Juneteenth celebrations began in Texas in 1866 and spread to other parts of the country over time. Today, Juneteenth is recognized as a holiday in most states and has become a symbol of African American freedom and liberation.
Music has played a significant role in the African American community’s fight for freedom and equality. From slave songs to gospel, blues, jazz, and hip-hop, music has been a powerful tool for expressing emotions, telling stories, and inspiring change.
During the Civil Rights Movement of the 1950s and 1960s, music played a crucial role in bringing people together and spreading the message of equality. Artists like Nina Simone, Sam Cooke, Bob Dylan, and Marvin Gaye used their music to speak out against racism and injustice.
One of the most iconic songs of the Civil Rights Movement is “We Shall Overcome.” The song was first sung by striking tobacco workers in South Carolina in the 1940s and later became a rallying cry for the Civil Rights Movement. The song’s message of hope and perseverance resonated with people across the country and became a symbol of the struggle for civil rights.

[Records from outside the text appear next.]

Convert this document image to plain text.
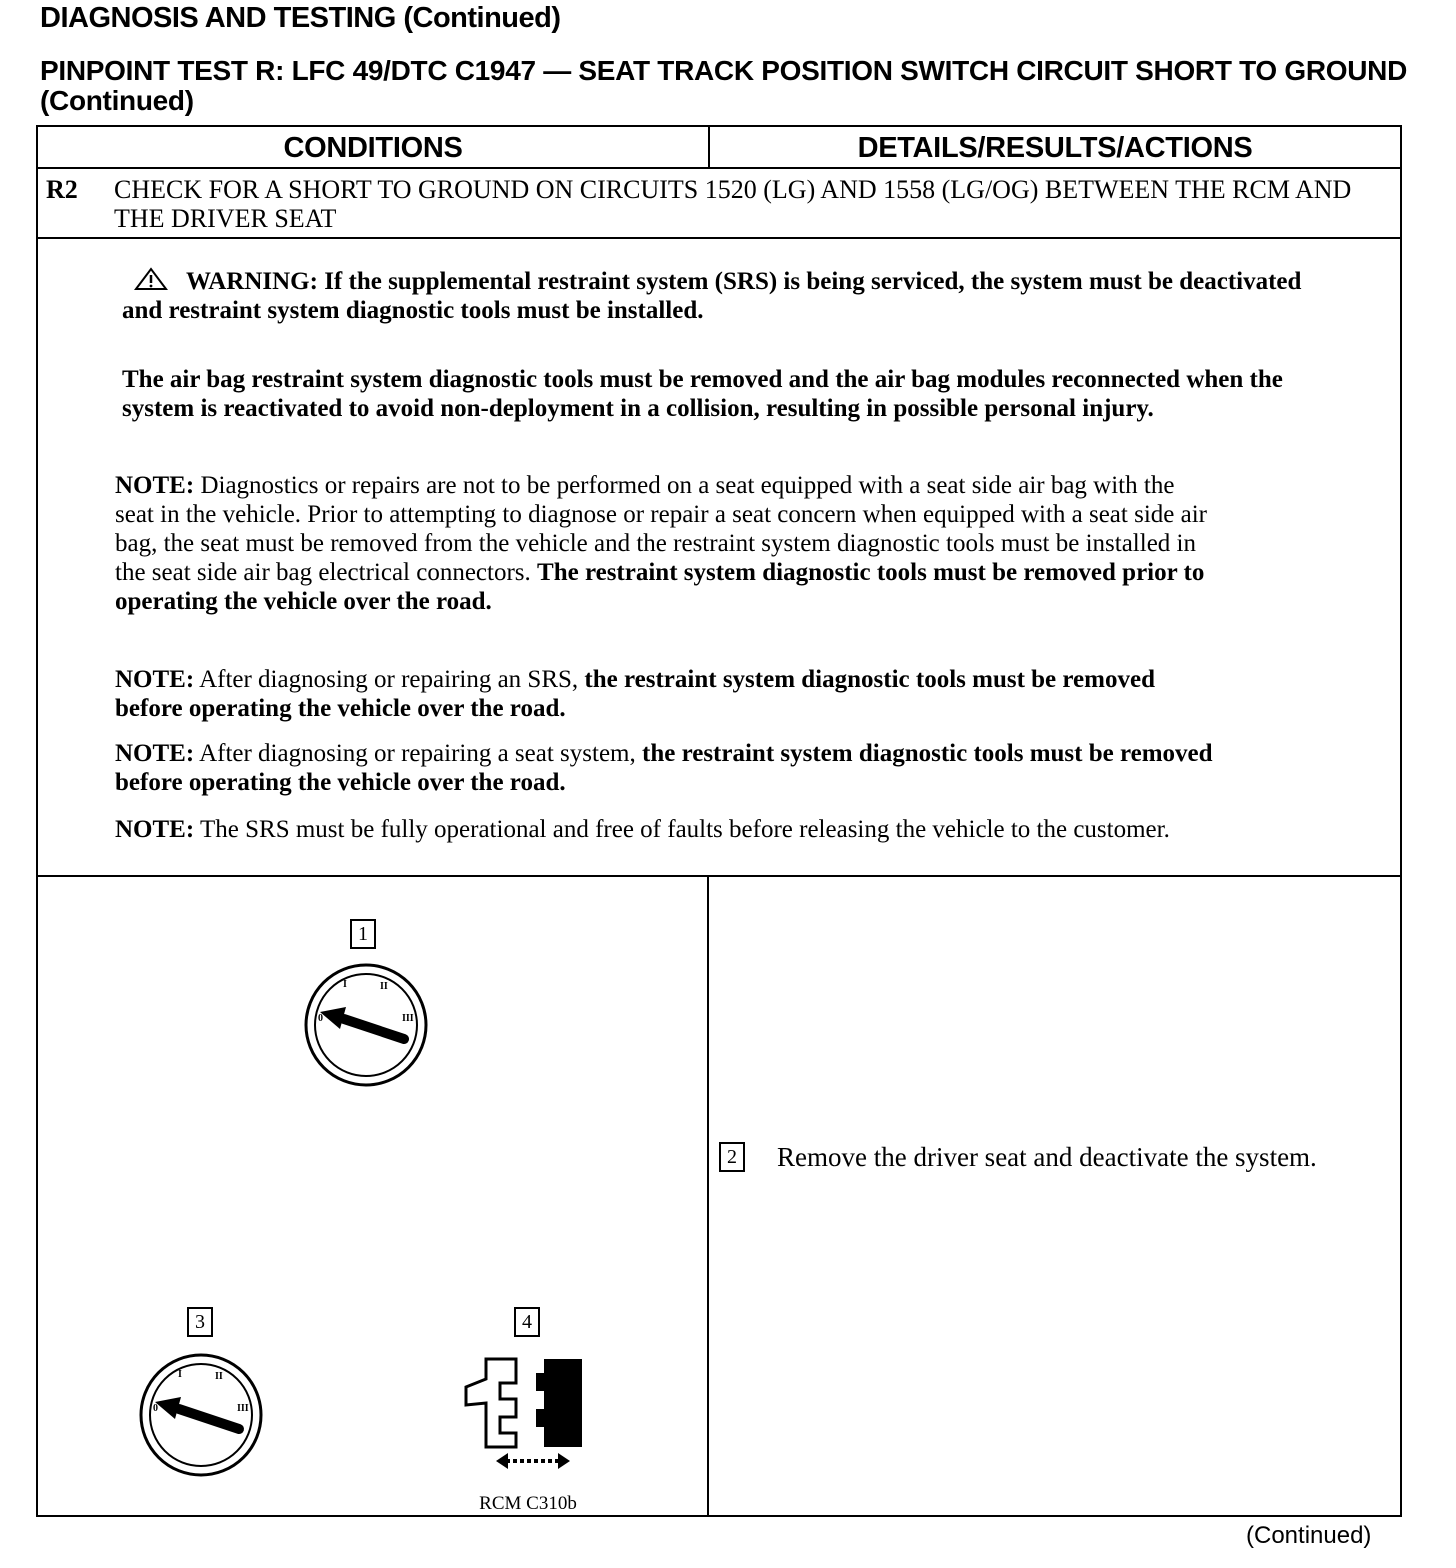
DIAGNOSIS AND TESTING (Continued)
PINPOINT TEST R: LFC 49/DTC C1947 — SEAT TRACK POSITION SWITCH CIRCUIT SHORT TO GROUND (Continued)
CONDITIONS	DETAILS/RESULTS/ACTIONS
R2 CHECK FOR A SHORT TO GROUND ON CIRCUITS 1520 (LG) AND 1558 (LG/OG) BETWEEN THE RCM AND THE DRIVER SEAT
WARNING: If the supplemental restraint system (SRS) is being serviced, the system must be deactivated and restraint system diagnostic tools must be installed.
The air bag restraint system diagnostic tools must be removed and the air bag modules reconnected when the system is reactivated to avoid non-deployment in a collision, resulting in possible personal injury.
NOTE: Diagnostics or repairs are not to be performed on a seat equipped with a seat side air bag with the seat in the vehicle. Prior to attempting to diagnose or repair a seat concern when equipped with a seat side air bag, the seat must be removed from the vehicle and the restraint system diagnostic tools must be installed in the seat side air bag electrical connectors. The restraint system diagnostic tools must be removed prior to operating the vehicle over the road.
NOTE: After diagnosing or repairing an SRS, the restraint system diagnostic tools must be removed before operating the vehicle over the road.
NOTE: After diagnosing or repairing a seat system, the restraint system diagnostic tools must be removed before operating the vehicle over the road.
NOTE: The SRS must be fully operational and free of faults before releasing the vehicle to the customer.
1
0
I	II
III
3
0
I	II
III
4
RCM C310b
2 Remove the driver seat and deactivate the system.
(Continued)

In the 1970s, a new form of music emerged that spoke directly to the experiences of African Americans in the inner cities. Hip-hop was born out of the Bronx in New York City and quickly spread to other parts of the country. Hip-hop artists like Grandmaster Flash, Public Enemy, and N.W.A. used their music to address issues like police brutality, poverty, and racism.
Juneteenth is a day to celebrate the end of American slavery and the resilience of the African American community. Music has played a vital role in the African American community’s fight for freedom and equality, from slave songs to hip-hop. As we celebrate Juneteenth, let us remember the power of music and its ability to bring people together and inspire change. Let us also remember that the fight for racial justice is far from over and that we must continue to work together to ensure equality for all.